Today we'll do a simple run through of a valuation method used to estimate the attractiveness of HOCHTIEF Aktiengesellschaft (ETR:HOT) as an investment opportunity by taking the forecast future cash flows of the company and discounting them back to today's value. One way to achieve this is by employing the Discounted Cash Flow (DCF) model. Models like these may appear beyond the comprehension of a lay person, but they're fairly easy to follow.

Companies can be valued in a lot of ways, so we would point out that a DCF is not perfect for every situation. Anyone interested in learning a bit more about intrinsic value should have a read of the Simply Wall St analysis model.

See our latest analysis for HOCHTIEF

Is HOCHTIEF Fairly Valued?

We're using the 2-stage growth model, which simply means we take in account two stages of company's growth. In the initial period the company may have a higher growth rate and the second stage is usually assumed to have a stable growth rate. To start off with, we need to estimate the next ten years of cash flows. Where possible we use analyst estimates, but when these aren't available we extrapolate the previous free cash flow (FCF) from the last estimate or reported value. We assume companies with shrinking free cash flow will slow their rate of shrinkage, and that companies with growing free cash flow will see their growth rate slow, over this period. We do this to reflect that growth tends to slow more in the early years than it does in later years.

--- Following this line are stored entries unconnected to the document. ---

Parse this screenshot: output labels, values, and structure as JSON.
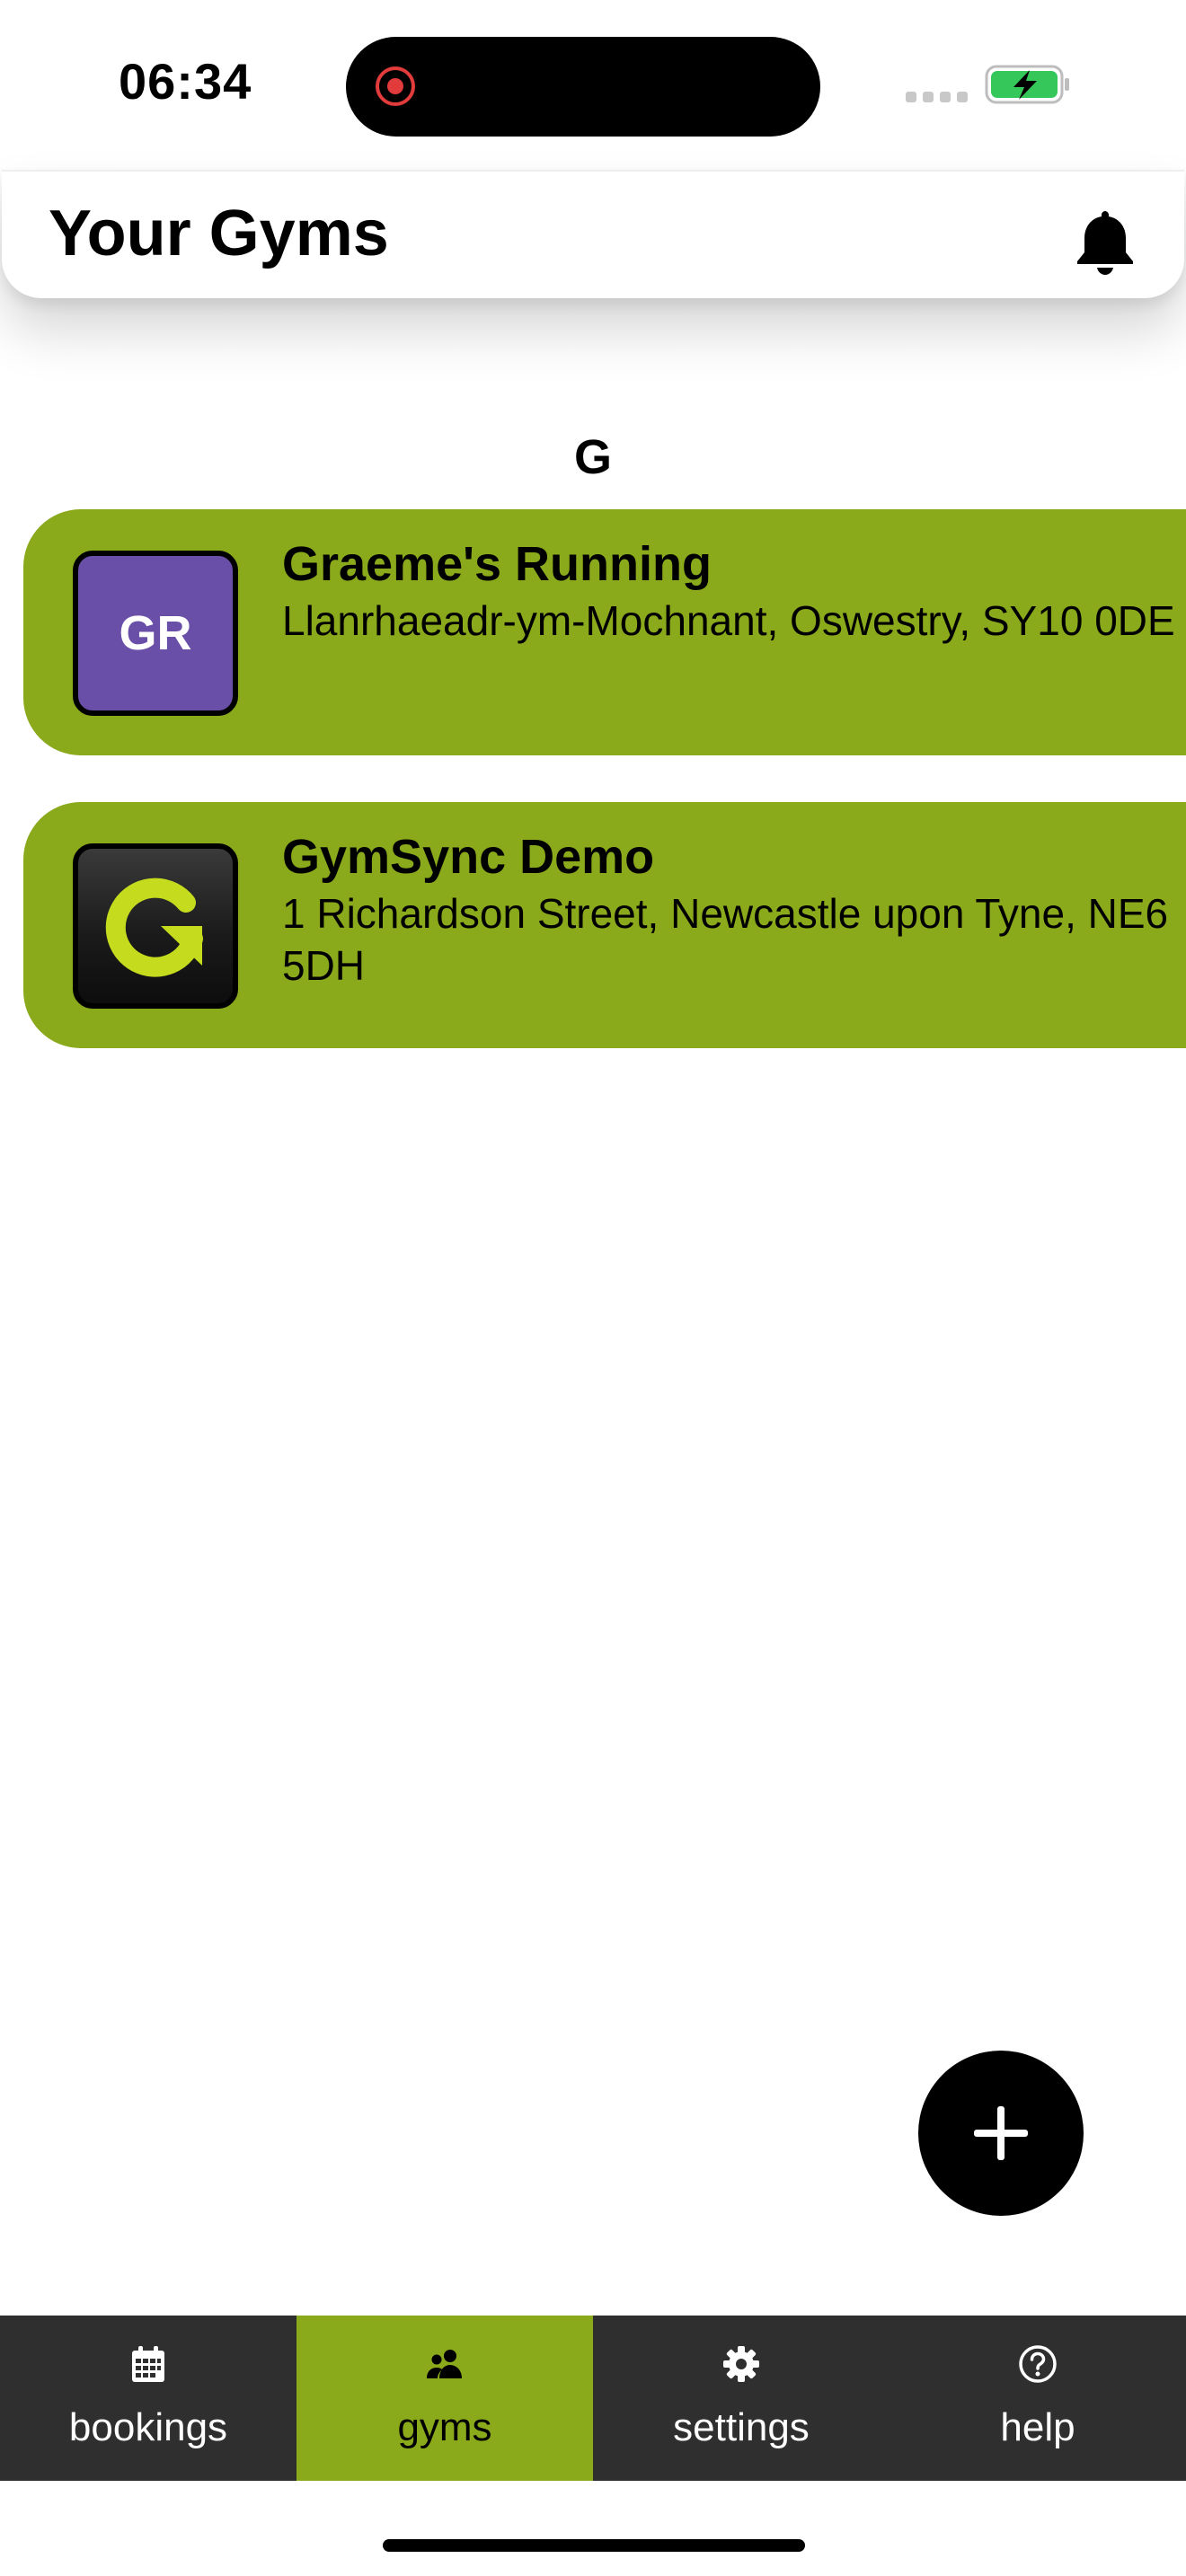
{
  "status_bar": {
    "time": "06:34"
  },
  "header": {
    "title": "Your Gyms"
  },
  "section": {
    "letter": "G"
  },
  "gyms": [
    {
      "name": "Graeme's Running",
      "address": "Llanrhaeadr-ym-Mochnant, Oswestry, SY10 0DE",
      "logo_initials": "GR",
      "logo_color": "#6a4fa8"
    },
    {
      "name": "GymSync Demo",
      "address": "1 Richardson Street, Newcastle upon Tyne, NE6 5DH",
      "logo_icon": "gymsync-logo-icon"
    }
  ],
  "tabs": [
    {
      "label": "bookings",
      "icon": "calendar-icon",
      "active": false
    },
    {
      "label": "gyms",
      "icon": "users-icon",
      "active": true
    },
    {
      "label": "settings",
      "icon": "gear-icon",
      "active": false
    },
    {
      "label": "help",
      "icon": "help-icon",
      "active": false
    }
  ],
  "colors": {
    "accent": "#8aa91b",
    "tab_bar": "#2f2f2f",
    "fab": "#000000"
  }
}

A DCF is all about the idea that a dollar in the future is less valuable than a dollar today, and so the sum of these future cash flows is then discounted to today's value:

10-year free cash flow (FCF) forecast

2023 2024 2025 2026 2027 2028 2029 2030 2031 2032
Levered FCF (€, Millions) €489.4m €631.9m €766.0m €768.6m €770.9m €772.8m €774.5m €776.1m €777.6m €779.0m
Growth Rate Estimate Source Analyst x4 Analyst x4 Analyst x1 Est @ 0.35% Est @ 0.29% Est @ 0.25% Est @ 0.22% Est @ 0.20% Est @ 0.19% Est @ 0.18%
Present Value (€, Millions) Discounted @ 9.4% €447 €528 €585 €537 €492 €451 €413 €379 €347 €318

("Est" = FCF growth rate estimated by Simply Wall St)
Present Value of 10-year Cash Flow (PVCF) = €4.5b

The second stage is also known as Terminal Value, this is the business's cash flow after the first stage. For a number of reasons a very conservative growth rate is used that cannot exceed that of a country's GDP growth. In this case we have used the 5-year average of the 10-year government bond yield (0.2%) to estimate future growth. In the same way as with the 10-year 'growth' period, we discount future cash flows to today's value, using a cost of equity of 9.4%.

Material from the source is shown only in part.